His books before Diplomacy, while being interesting, are not simply as good. His latest book is on leadership, which caused me to write this piece. I will share the reasons in a bit. It was in Oriana Fallaci’s Interview with History that I spotted something strange about her encounters with him. Reading some thirty years ago, I could not find a word to describe it. I ended up calling it weird. Decades later, I would learn that both were sex symbols of their times. Fallaci, I could understand, Kissinger I could not because though he must be a charming, handsome man in his youth when he gained political influence and was interviewed by her, I would have thought he had the sex appeal of a turnip. I bring this up because I really wanted to know. You see, if nerds like us could crack that code, it would be one giant leap for geek-kind.

But either for the intellect to be seductive, it has to be garnished with smatterings of political power, or then that allure only worked on the opposite sex in the olden times when Dr Kissinger was half his current age. Surely it can’t be money because Elon Musk would have bought some love and personality by now. And let’s face it. Money is even harder to get for you and me. In any case, you should read that interview because Fallaci forces him to compare himself to a cowboy alone with his horse. The horse, pardon me, Nixon, we are told, did not like that analogy. Fallaci’s decline became abundantly clear in her Islamophobia, with which she died. Dr Kissinger’s decline has the longevity of its own. Nixon snidely called Kissinger Sir Henry. Sir Henry makes a century today. Perhaps, like Bernard Lewis’ brilliant biography Notes on a Century: Reflections of a Middle East Historian, he may eventually write the story of these hundred years.

But I will not be reading his new book on leadership. Let me explain the reasons below. As I said earlier, his book on artificial intelligence and, to a lesser extent, the one on world order were disappointments. Everything eventually declines. Many of us are not half his age yet but are already battling psychosomatic corrosion. But perhaps it is not because of him that these works do not come up to scratch. The world is getting too chaotic. Take the study of artificial intelligence, for instance. There are aspects of AI’s evolution and impact that even its creators and experts do not understand. Similarly, to believe that there is a world order which follows a set of at least some rudimentary rules one year before Trump declared his candidacy and changed the world is like believing that if Alexander the Great could conquer most of the known world in 323 BC, anyone could do it now. Those who want to understand this analogy must know that, to an estimate, the world population in Alexander’s time was somewhere between 150 and 200 million, and it is 8 billion now. Yet you cannot help but admire the audacity of the man’s ambition. My main beef is the central premise of the book. Title: Leadership: Six Studies in World Strategy.

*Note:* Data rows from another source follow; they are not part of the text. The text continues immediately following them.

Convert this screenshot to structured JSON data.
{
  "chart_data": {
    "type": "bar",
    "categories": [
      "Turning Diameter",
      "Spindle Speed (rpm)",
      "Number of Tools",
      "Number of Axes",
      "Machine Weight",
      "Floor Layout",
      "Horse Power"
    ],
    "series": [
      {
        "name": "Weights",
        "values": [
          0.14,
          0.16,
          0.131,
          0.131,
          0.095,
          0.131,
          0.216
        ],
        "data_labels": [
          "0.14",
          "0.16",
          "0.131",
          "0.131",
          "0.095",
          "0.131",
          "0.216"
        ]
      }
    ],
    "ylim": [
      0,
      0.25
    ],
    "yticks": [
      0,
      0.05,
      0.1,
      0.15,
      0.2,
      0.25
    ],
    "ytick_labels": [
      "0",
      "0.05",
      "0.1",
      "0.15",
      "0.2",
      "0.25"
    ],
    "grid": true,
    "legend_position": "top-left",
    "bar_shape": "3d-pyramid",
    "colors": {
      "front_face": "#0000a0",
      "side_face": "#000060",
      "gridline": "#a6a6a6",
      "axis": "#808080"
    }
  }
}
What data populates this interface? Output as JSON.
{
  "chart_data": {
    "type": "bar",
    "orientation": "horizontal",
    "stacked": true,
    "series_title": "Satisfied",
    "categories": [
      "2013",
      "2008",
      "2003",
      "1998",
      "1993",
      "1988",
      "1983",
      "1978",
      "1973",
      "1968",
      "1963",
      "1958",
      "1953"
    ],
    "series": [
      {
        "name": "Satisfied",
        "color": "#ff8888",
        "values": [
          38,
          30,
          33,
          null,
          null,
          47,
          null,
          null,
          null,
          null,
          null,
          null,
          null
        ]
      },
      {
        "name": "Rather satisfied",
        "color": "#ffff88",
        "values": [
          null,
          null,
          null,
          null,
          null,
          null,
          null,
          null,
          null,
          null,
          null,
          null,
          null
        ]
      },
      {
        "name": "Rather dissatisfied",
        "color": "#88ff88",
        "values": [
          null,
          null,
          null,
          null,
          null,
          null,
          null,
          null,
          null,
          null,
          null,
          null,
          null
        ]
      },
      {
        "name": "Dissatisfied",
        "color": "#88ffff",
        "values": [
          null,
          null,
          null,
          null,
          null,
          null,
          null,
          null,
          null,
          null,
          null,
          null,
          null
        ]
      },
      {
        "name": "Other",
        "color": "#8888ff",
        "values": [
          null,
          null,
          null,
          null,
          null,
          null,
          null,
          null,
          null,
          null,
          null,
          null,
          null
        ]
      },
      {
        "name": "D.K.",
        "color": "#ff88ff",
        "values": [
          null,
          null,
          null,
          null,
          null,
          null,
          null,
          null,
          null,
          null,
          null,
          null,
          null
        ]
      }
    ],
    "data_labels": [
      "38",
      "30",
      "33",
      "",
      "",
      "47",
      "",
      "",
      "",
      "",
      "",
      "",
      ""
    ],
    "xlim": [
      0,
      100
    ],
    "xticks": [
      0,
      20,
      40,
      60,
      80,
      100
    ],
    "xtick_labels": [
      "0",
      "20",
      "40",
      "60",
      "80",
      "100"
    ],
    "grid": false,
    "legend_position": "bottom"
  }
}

To study examples of leaders to draw broad conclusions is to concede that specific underlying rules govern leadership behaviour. That, in essence it is a science. Sadly that is just glorified fiction. Only one pattern defines the mechanics of leadership. Trial, error and following good advice. But the fallacy doesn’t end here. The term social sciences as a construct is highly misleading. We use the word science here as a consolation prize. You did not win anything but came very close. Otherwise, it is impossible to pretend that, like electrons and protons, humans with volition are subject to specific inherent rules.

Too many variables result in too much anarchy. And then there is the problem of Dr Kissinger and my discipline: International Relations, which honestly is a pseudoscience. Why? Because experts in the field do not seem to agree on anything. And they have never predicted anything correctly. To be scientific, a hypothesis has to be falsifiable and its research results replicable. This discipline, therefore, fails the basic test of science. Had Dr Kissinger invested his time writing his comprehensive memoir of a hundred years, I would be the first to buy the book. At any rate, having spent a hundred years living and being able to tell the tale are tremendous accomplishments on their own. Congratulations to him for reaching this milestone.